Boyle redirected a Brett Motherwell shot on the power play just 55 seconds later to draw BC even, and Bradford buried the go-ahead goal, turning 6-foot-7 defenseman Simon Denis-Pepin and roofing his 10th goal of the season at 15:46 .

In the second, the Eagles extended the lead when Ben Smith netted his sixth goal of the season on the power play, banging a loose puck home at the right post.

Maine drew back within one on a Keenan Hopson knuckleball shot that fooled Schneider at 7:30. BC answered once again with Nathan Gerbe’s 15th of the year at 10:40.

In the third, the Black Bears had their chances but Schneider denied the comeback.
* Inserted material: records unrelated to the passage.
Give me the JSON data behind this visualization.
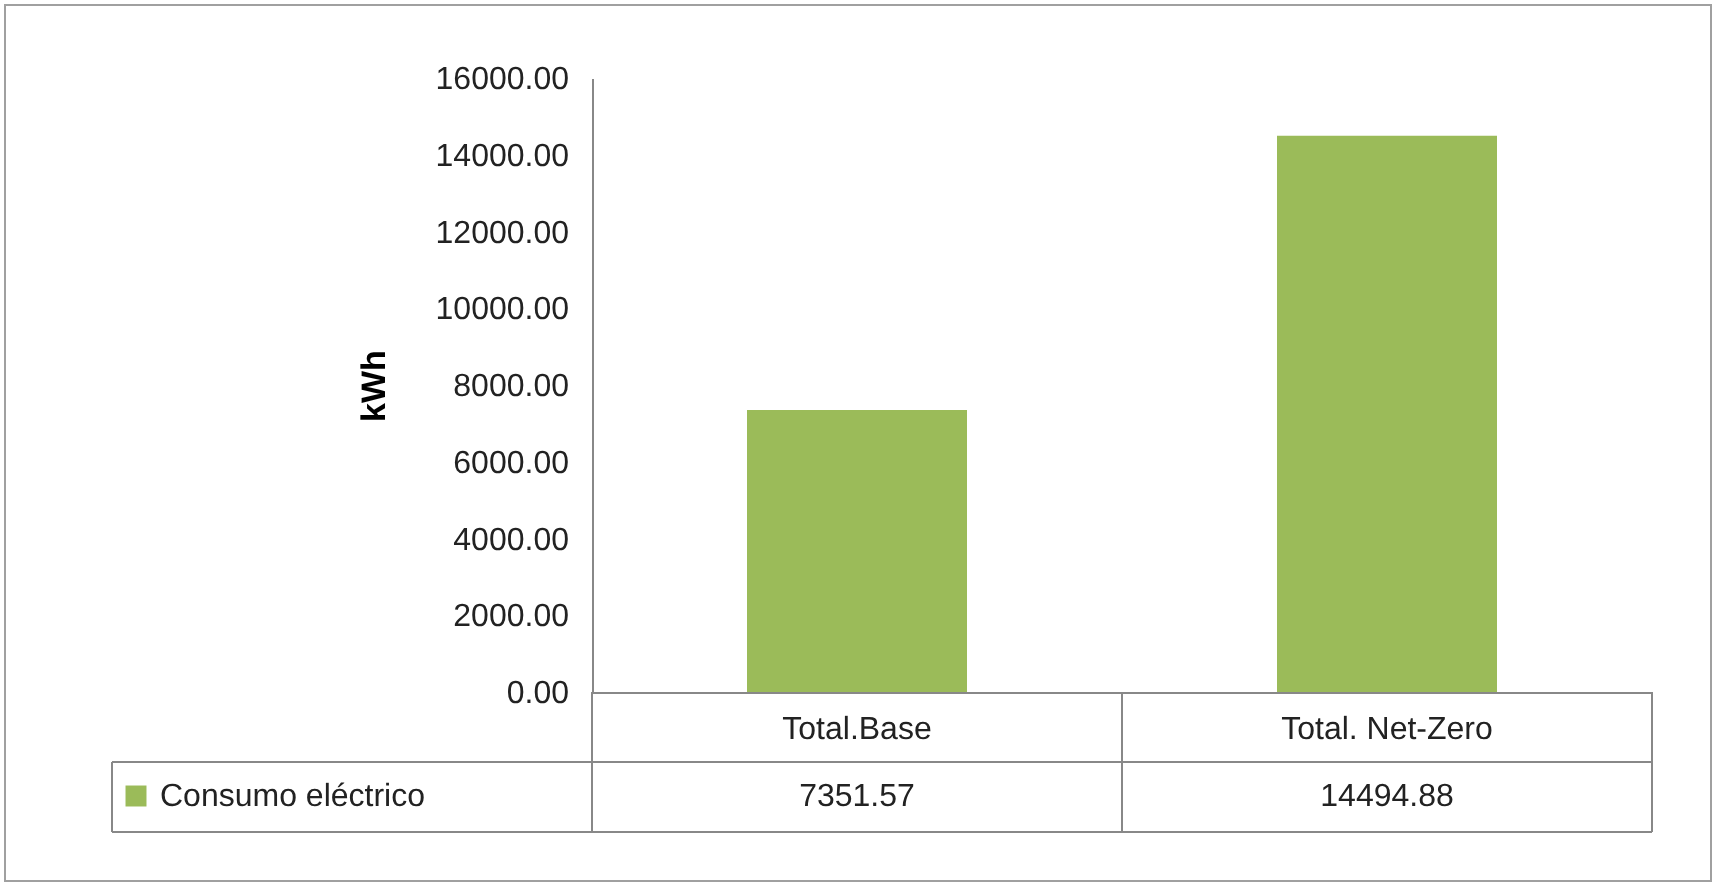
{
  "chart_data": {
    "type": "bar",
    "ylabel": "kWh",
    "categories": [
      "Total.Base",
      "Total. Net-Zero"
    ],
    "series": [
      {
        "name": "Consumo eléctrico",
        "color": "#9bbb59",
        "values": [
          7351.57,
          14494.88
        ]
      }
    ],
    "ylim": [
      0,
      16000
    ],
    "yticks": [
      {
        "value": 0,
        "label": "0.00"
      },
      {
        "value": 2000,
        "label": "2000.00"
      },
      {
        "value": 4000,
        "label": "4000.00"
      },
      {
        "value": 6000,
        "label": "6000.00"
      },
      {
        "value": 8000,
        "label": "8000.00"
      },
      {
        "value": 10000,
        "label": "10000.00"
      },
      {
        "value": 12000,
        "label": "12000.00"
      },
      {
        "value": 14000,
        "label": "14000.00"
      },
      {
        "value": 16000,
        "label": "16000.00"
      }
    ],
    "data_labels": true,
    "legend": "bottom left",
    "grid": false
  }
}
He stopped Brent Shepheard on a breakaway at 11:50 and then denied Billy Ryan and Keith Johnson on point-blank bids with four minutes remaining.

Gerbe added an empty-net goal with at 18:24 of the third for his second multi-goal game of the season.

The win pulled BC two points ahead of Maine for third place in the Hockey East standings and clinches the tiebreaker by giving the Eagles the season series.

York, who may have watched too much of the Westminster Dog Show these past few days, used a canine-like example to personify his team’s ability to rebound from Monday’s Beanpot loss with such a solid performance on Thursday night.

“It was a tough rebound for us. We knew we lost [in the Beanpot] but we also knew we played pretty well, so it was kind of a good dog-bad dog situation,” said York. “We fed the good dog, saying ‘Keep playing like we’ve been playing — finishing checks and working hard.’

“If you feed the good dog he grows bigger and the bad dog goes away, but if you feed the bad dog, saying, ‘Oh, we lost, we’re not going to win another game,’ he grows pretty big too.

“We had a St. Bernard with us tonight.”